Deploy your feature at night, toggle it when your boss hits that big red button.
(big red button not included)
- Set the initial state of a feature in the config
- Use laravel's cache to limit database load
- Convenient commands to toggle features on/off
This package is available on composer.
To install laravel-feature-toggles you can run the following command
composer require matthiaswilbrink/laravel-feature-toggles
After installation you can publish the configuration with this command
php artisan vendor:publish --provider="MatthiasWilbrink\FeatureToggle\Providers\FeatureToggleServiceProvider"
As this package uses a database to keep track of the features' state, you'll have to migrate after installing this package
php artisan migrate
Command | Purpose |
---|---|
feature:create |
Read features from the config and inserts them into the database. Once inserted, it will never be overwritten. |
feature:list |
List all features in the database. |
feature:enable |
Enable a feature, pick from list. |
feature:disable |
Disable a feature, pick from list. |
feature:clear-cache |
Clear the feature cache, features will be stored in cache again when they are called for the first time. |
A custom blade directive has been made.
In a blade file do the following:
[...]
@feature('name_of_my_feature_as_string')
This will show when the feature is enabled
@endfeature
[...]
The else clause could also be used.
[...]
@feature('name_of_my_feature_as_string')
This will show when the feature is enabled.
@else
This will show when the feature is disabled.
@endfeature
[...]
The helper function feature(string $name)

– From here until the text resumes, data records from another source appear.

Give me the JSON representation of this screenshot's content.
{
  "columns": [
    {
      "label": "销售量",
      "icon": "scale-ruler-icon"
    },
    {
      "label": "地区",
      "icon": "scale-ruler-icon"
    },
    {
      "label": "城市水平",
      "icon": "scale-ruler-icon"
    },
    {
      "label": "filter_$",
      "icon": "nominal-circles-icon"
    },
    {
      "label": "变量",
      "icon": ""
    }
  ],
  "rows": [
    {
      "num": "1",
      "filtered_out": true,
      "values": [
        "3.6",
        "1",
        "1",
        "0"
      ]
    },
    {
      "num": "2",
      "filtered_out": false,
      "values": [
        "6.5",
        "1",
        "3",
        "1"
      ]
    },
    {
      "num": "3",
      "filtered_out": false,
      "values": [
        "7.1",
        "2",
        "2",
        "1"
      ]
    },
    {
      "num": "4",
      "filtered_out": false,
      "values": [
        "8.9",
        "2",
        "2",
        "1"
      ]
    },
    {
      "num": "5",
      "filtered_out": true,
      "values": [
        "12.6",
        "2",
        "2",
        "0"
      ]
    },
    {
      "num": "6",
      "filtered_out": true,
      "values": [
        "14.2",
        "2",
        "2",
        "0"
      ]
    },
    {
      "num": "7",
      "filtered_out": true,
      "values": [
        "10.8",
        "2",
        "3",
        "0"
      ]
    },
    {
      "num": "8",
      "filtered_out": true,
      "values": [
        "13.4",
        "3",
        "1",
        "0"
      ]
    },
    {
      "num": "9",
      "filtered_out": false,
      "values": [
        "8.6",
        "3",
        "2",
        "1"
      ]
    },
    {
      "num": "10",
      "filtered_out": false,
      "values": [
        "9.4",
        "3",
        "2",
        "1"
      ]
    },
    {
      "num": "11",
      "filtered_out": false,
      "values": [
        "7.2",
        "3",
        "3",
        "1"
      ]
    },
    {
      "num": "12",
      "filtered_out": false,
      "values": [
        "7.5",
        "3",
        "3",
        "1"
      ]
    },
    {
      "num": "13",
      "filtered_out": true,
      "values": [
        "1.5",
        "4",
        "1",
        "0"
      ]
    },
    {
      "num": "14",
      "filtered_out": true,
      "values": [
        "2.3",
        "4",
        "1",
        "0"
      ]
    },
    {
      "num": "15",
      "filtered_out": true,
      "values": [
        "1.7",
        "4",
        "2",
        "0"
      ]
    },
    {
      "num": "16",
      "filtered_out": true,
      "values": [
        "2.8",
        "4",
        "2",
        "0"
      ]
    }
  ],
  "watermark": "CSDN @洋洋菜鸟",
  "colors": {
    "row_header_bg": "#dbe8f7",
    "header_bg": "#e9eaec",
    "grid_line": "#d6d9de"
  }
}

return the state of the given feature.
if (feature('name_of_my_feature_as_string')){
//do something
}
An alias has been registered.
// Check if a feature is enabled
if (Feature::isEnabled('name_of_my_feature_as_string')){
//do something
}
// A shorter alias
if (Feature::isOn('name_of_my_feature_as_string')){
//do something
}
Of course you can inject the FeatureManager to accomplish the same goal.

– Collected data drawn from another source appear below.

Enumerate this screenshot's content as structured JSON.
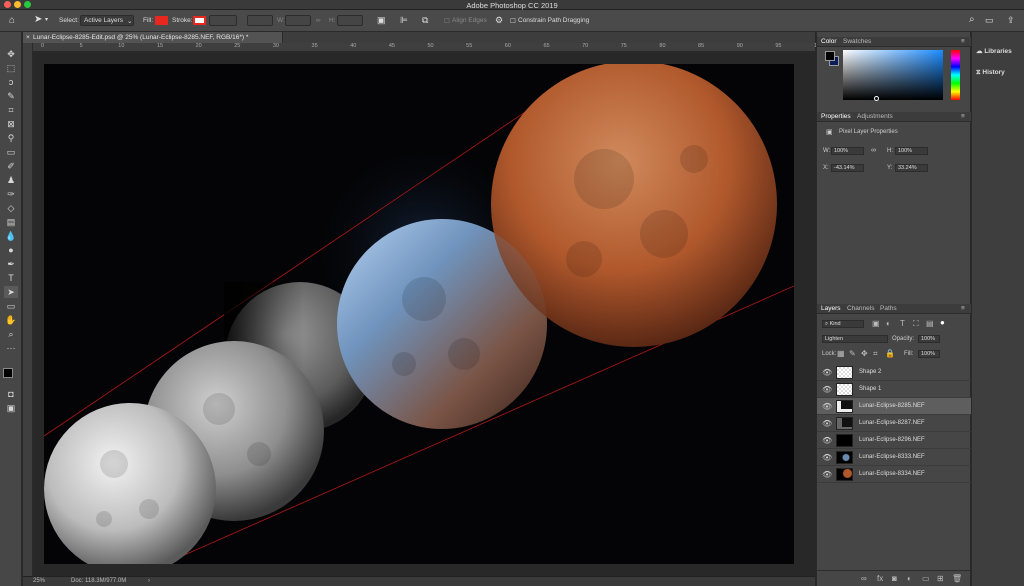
{
  "window": {
    "title": "Adobe Photoshop CC 2019"
  },
  "options_bar": {
    "select_label": "Select:",
    "select_value": "Active Layers",
    "fill_label": "Fill:",
    "stroke_label": "Stroke:",
    "w_label": "W:",
    "h_label": "H:",
    "align_edges": "Align Edges",
    "constrain_path": "Constrain Path Dragging"
  },
  "document_tab": {
    "label": "Lunar-Eclipse-8285-Edit.psd @ 25% (Lunar-Eclipse-8285.NEF, RGB/16*) *"
  },
  "ruler": {
    "marks": [
      "0",
      "5",
      "10",
      "15",
      "20",
      "25",
      "30",
      "35",
      "40",
      "45",
      "50",
      "55",
      "60",
      "65",
      "70",
      "75",
      "80",
      "85",
      "90",
      "95",
      "100"
    ]
  },
  "status": {
    "zoom": "25%",
    "doc": "Doc: 118.3M/977.0M"
  },
  "color_panel": {
    "tabs": [
      "Color",
      "Swatches"
    ]
  },
  "properties_panel": {
    "tabs": [
      "Properties",
      "Adjustments"
    ],
    "subtitle": "Pixel Layer Properties",
    "w_label": "W:",
    "w_value": "100%",
    "h_label": "H:",
    "h_value": "100%",
    "x_label": "X:",
    "x_value": "-43.14%",
    "y_label": "Y:",
    "y_value": "33.24%"
  },
  "layers_panel": {
    "tabs": [
      "Layers",
      "Channels",
      "Paths"
    ],
    "filter": "Kind",
    "blend_mode": "Lighten",
    "opacity_label": "Opacity:",
    "opacity_value": "100%",
    "lock_label": "Lock:",
    "fill_label": "Fill:",
    "fill_value": "100%",
    "layers": [
      {
        "name": "Shape 2"
      },
      {
        "name": "Shape 1"
      },
      {
        "name": "Lunar-Eclipse-8285.NEF"
      },
      {
        "name": "Lunar-Eclipse-8287.NEF"
      },
      {
        "name": "Lunar-Eclipse-8296.NEF"
      },
      {
        "name": "Lunar-Eclipse-8333.NEF"
      },
      {
        "name": "Lunar-Eclipse-8334.NEF"
      }
    ]
  },
  "dock": {
    "libraries": "Libraries",
    "history": "History"
  },
  "colors": {
    "fill": "#e8281e",
    "accent": "#1473e6",
    "selected_layer": "#5e5e5e"
  }
}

public function someMethod(FeatureManager $featureManager)
{
if ($featureManager->isEnabled('name_of_my_feature_as_string')){
//do something
}
}
You might also want to allow your users to enable or disable features. (Things like a Christmas theme come to mind)
public function turnTheSnowFlakesOn(FeatureManager $featureManager)
{
$featureManager->enable('homepage_snowflakes_animation');
}
If caching is turned on, the cache is cleared and rebuild every time a feature is enabled/disabled.
Might the need arise you can always flush the cache with php artisan feature:clear-cache
.
This will only flush the feature cache, not your regular application cache.